The full PFS is not expected until the March quarter of 2021, but the company did outline some engineering leaps it has made since the PEA publication.

It said test work had shown that a HPGR circuit is feasible for the project and could provide “enhanced project economics with lower energy consumption and increased operating flexibility”.

The PEA outlined a SAG and ball mill crushing circuit with a target grind size of P80 (240 microns), but the more recent test work had shown room for an alternative with a three-stage crushing circuit using secondary crushers in open circuit and HPGR as a tertiary crusher in closed circuit. This circuit would target a grind size of P80 between 240-300 microns, the company said.

Such a change would avoid the use of a coarse ore stockpile, reduce energy consumption, reduce maintenance, and reduce the project footprint, it said.

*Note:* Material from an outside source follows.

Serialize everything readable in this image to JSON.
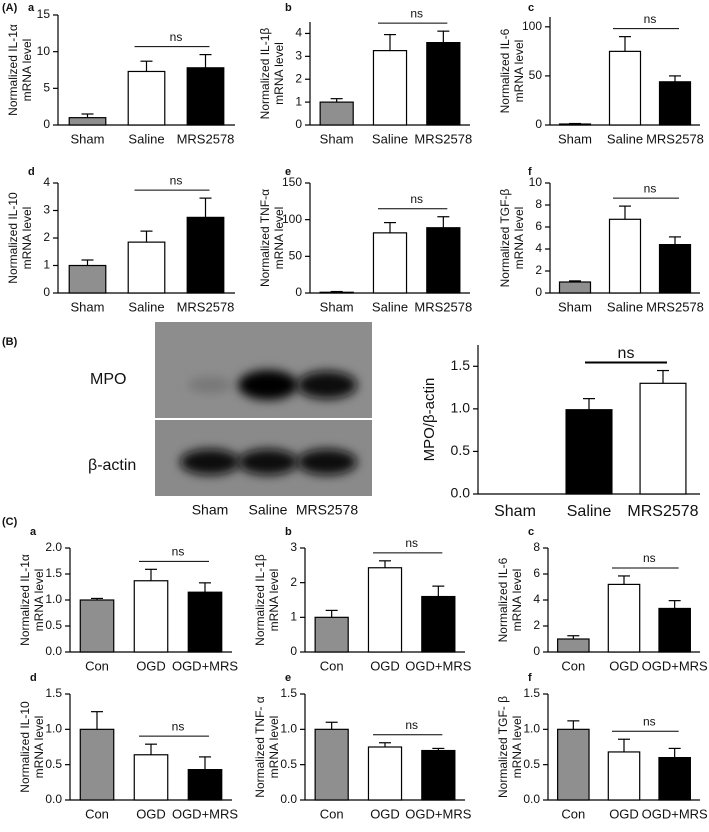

HPGRs have previously been used at Chile mining operations, including the Compañía Minera del Pacífico-owned Mina Los Colorados iron ore mine and KGHM’s majority-owned Sierra Gorda operation.

Los Andes clarified: “HPGR technology has been identified as the most attractive grinding alternative given the data obtained from the preliminary test work conducted to date.”

The next big advance was made on the tailings side, with the company saying test work had shown that the project is amenable to filtering and dry-stacked tailings.

“This change would significantly reduce the project’s water consumption, footprint and environmental impact,” it said. It would also, one would expect, provide a much smoother environmental permitting route for Vizcachitas considering the negative sentiment surrounding thickened tailings dams in the industry.

There are knock-on benefits to this move too, with the reduced footprint required for dry-stacked tailings meaning all project infrastructure could fit into one operating complex in the Rocin Valley of Chile, around 150 km northeast of Santiago. The PEA previously outlined the use of infrastructure in both the Rocin Valley and the Chalaco Valley.

The preliminary filtration circuit Los Andes is working with shows the coarse fraction (87% of total tailings) could be filtered in belt filters, with the fine fraction (13%) filtered in pressure filters.

Recent studies on other dry-stack tailings project have tended to use either belt filters or pressure filters, but Los Andes said the combination of the two added flexibility to the tailings filtration operation at Vizcachitas and reduced operational risks due to variability of the finer fraction in tailings.

This would see the company require 12 belt filters and three filter presses for the 110,000 t/d copper-molybdenum operation.

According to the company, dry-stacked tailings would:

  • Reduce water consumption by around 50%;
  • Reduce the project’s footprint;
  • Be better suited for areas of high seismic activity;
  • Be transported by trucks or conveyors;
  • Eliminate the need for a traditional dam wall; and
  • Reduce the environmental risk by avoiding contact with ground water.